Il progetto Common ground 2 - implementato in partenariato dalle Regioni Piemonte (capofila), Emilia-Romagna, Friuli Venezia Giulia, Liguria e Veneto, nei rispettivi ambiti territoriali - è finanziato con fondi FAMI - O.S. 2 - Migrazione legale/Integrazione per 15 milioni di euro.

L’obiettivo principale del Progetto è la prevenzione e il contrasto allo sfruttamento lavorativo, al caporalato, al lavoro sommerso e ad altre forme di lavoro irregolare, in tutti i settori lavorativi, attraverso interventi di protezione sociale attivabili nell’ambito dei servizi per il lavoro, promuovendo la legalità e il lavoro dignitoso e sicuro.

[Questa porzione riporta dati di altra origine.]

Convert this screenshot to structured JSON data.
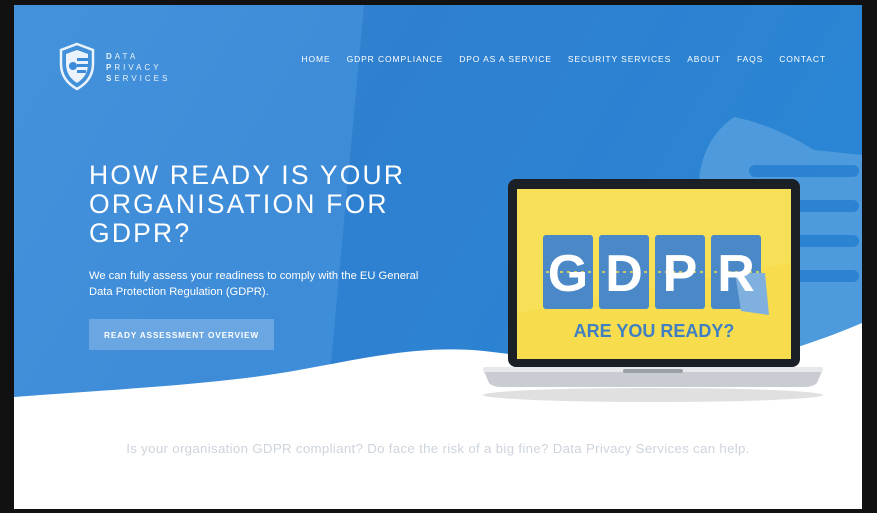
{
  "brand": {
    "line1": [
      "D",
      "ATA"
    ],
    "line2": [
      "P",
      "RIVACY"
    ],
    "line3": [
      "S",
      "ERVICES"
    ]
  },
  "nav": {
    "items": [
      {
        "label": "HOME"
      },
      {
        "label": "GDPR COMPLIANCE"
      },
      {
        "label": "DPO AS A SERVICE"
      },
      {
        "label": "SECURITY SERVICES"
      },
      {
        "label": "ABOUT"
      },
      {
        "label": "FAQS"
      },
      {
        "label": "CONTACT"
      }
    ]
  },
  "hero": {
    "headline": "HOW READY IS YOUR ORGANISATION FOR GDPR?",
    "subtext": "We can fully assess your readiness to comply with the EU General Data Protection Regulation (GDPR).",
    "cta_label": "READY ASSESSMENT OVERVIEW"
  },
  "screen": {
    "letters": [
      "G",
      "D",
      "P",
      "R"
    ],
    "question": "ARE YOU READY?"
  },
  "tagline": "Is your organisation GDPR compliant? Do face the risk of a big fine? Data Privacy Services can help.",
  "colors": {
    "hero_blue": "#2f80d0",
    "hero_light": "#4a98e0",
    "screen_yellow": "#f7dd4d",
    "tile_blue": "#4a88c8",
    "cta_blue": "#6aa6e2"
  },
  "icons": {
    "logo": "shield-logo-icon",
    "background_shield": "shield-watermark-icon"
  }
}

Il progetto è stato avviato in continuità con il precedente Common Ground, finanziato a valere sul PN Inclusione, al fine di proseguire le attività proficuamente avviate nelle Regioni partner.
Si prevedono, in particolare, le seguenti azioni:

  • lo sviluppo e il consolidamento della rete interistituzionale per la prevenzione e il contrasto dello sfruttamento lavorativo;
  • il rafforzamento e il miglioramento dei sistemi e delle reti regionali e interregionali a trazione pubblica in materia di identificazione, protezione e assistenza ai Cittadini di Paesi Terzi vittime di sfruttamento lavorativo in tutti i settori (anche diverso da quello agricolo);
  • il potenziamento del livello di conoscenza e della capacità di azione (capacity building) degli operatori pubblici e privati coinvolti nella rete;
  • l’implementazione di interventi integrati e personalizzati di emersione, protezione, assistenza, orientamento, formazione e inclusione sociale, lavorativa e abitativa delle vittime e potenziali vittime di sfruttamento lavorativo;
  • la realizzazione di attività di sensibilizzazione destinate sia ai cittadini di Paesi terzi, per accrescere la loro consapevolezza rispetto ai diritti derivanti dall’ordinamento italiano, sia alla società civile.

I destinatari delle attività saranno 2.450 Cittadini di Paesi terzi (CPT), di cui 490 beneficeranno del servizio di orientamento professionale personalizzato. Si prevedono, inoltre, 180 operatori pubblici e privati coinvolti nelle fasi di emersione, assistenza, prevenzione e presa in carico delle vittime e potenziali vittime di sfruttamento e l’attivazione o il potenziamento di 67 Punti Unici di Accesso ai servizi territoriali.